Wie beurteilt die Bundesregierung den Sachverhalt, daß zum Zeitpunkt des Absturzes eine weitere Militärmaschine in der Luft war?
Welche Informationen hat die Bundesregierung über die durchgeführten Untersuchungen und Ergebnisse der eingesetzten Kommission von amerikanischen Offizieren?
Welche Angaben kann die Bundesregierung über die Ausstattung des Kampfflugzeugs mit Munition, scharfer Munition, mit Übungsraketen oder sonstigen Waffen machen?
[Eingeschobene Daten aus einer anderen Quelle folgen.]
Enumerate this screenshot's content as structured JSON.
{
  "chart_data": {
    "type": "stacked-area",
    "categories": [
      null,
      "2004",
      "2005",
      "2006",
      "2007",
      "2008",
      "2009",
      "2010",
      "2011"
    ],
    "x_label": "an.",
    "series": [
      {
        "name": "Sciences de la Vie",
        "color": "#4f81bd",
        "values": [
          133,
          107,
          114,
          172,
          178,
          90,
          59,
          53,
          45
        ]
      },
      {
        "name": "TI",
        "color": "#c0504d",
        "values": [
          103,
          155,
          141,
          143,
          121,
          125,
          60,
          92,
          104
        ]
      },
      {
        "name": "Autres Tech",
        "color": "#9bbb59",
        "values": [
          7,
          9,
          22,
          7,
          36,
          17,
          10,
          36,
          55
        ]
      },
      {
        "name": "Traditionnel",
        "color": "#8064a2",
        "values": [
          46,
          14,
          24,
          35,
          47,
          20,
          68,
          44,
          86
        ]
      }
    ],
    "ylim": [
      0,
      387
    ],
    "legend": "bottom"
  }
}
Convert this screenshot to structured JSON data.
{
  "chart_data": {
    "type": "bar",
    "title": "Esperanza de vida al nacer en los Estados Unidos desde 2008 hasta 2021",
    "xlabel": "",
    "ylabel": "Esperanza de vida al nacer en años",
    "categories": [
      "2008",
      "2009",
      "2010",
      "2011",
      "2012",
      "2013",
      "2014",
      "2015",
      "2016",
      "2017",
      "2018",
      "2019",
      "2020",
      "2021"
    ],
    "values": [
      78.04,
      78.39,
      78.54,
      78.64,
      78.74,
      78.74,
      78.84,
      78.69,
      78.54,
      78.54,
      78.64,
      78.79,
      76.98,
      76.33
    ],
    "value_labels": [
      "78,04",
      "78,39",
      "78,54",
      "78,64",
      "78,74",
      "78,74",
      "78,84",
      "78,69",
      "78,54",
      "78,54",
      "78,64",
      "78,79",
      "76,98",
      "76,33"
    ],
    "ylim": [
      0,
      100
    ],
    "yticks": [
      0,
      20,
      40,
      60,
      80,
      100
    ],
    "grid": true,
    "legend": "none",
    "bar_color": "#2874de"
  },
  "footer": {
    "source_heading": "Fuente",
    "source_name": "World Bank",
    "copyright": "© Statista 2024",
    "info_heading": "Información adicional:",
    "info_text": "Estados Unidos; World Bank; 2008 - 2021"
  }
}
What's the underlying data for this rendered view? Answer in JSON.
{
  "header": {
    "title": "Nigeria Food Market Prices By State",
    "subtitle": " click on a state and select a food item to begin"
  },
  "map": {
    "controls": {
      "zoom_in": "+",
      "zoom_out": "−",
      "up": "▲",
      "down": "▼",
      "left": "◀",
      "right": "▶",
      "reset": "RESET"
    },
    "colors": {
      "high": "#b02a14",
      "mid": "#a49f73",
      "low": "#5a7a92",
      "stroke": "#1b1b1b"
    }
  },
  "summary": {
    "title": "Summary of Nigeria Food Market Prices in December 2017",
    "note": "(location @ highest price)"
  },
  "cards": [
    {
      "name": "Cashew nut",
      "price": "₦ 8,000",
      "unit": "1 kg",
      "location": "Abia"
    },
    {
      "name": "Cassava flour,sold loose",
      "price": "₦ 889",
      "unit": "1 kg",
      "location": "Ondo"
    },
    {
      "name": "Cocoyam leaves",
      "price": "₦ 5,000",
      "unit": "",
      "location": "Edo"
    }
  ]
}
Ist die Bundesregierung bereit — bei Würdigung der Abstürze vom 7. Januar 1986, wo zwei Menschen ums Leben gekommen sind, und bei Würdigung des Absturzes vom 16. Januar 1986, wo in ca. 800 m Entfernung im Messersbacher Hof 73 Menschen leben bzw. die Entfernung zur amerikanischen Raketenstation Schönbronn nur 4 km beträgt — sofort zu handeln und ein generelles Tiefflugverbot für die Pfalz auszusprechen?
Teilt die Bundesregierung die Auffassung der Fraktion DIE GRÜNEN, daß die angemessene Reaktion auf die o. g. Unfälle ein sofortiges und generelles Tiefflugverbot für Kampfflugzeuge über dem gesamten Terrain der Bundesrepublik Deutschland wäre?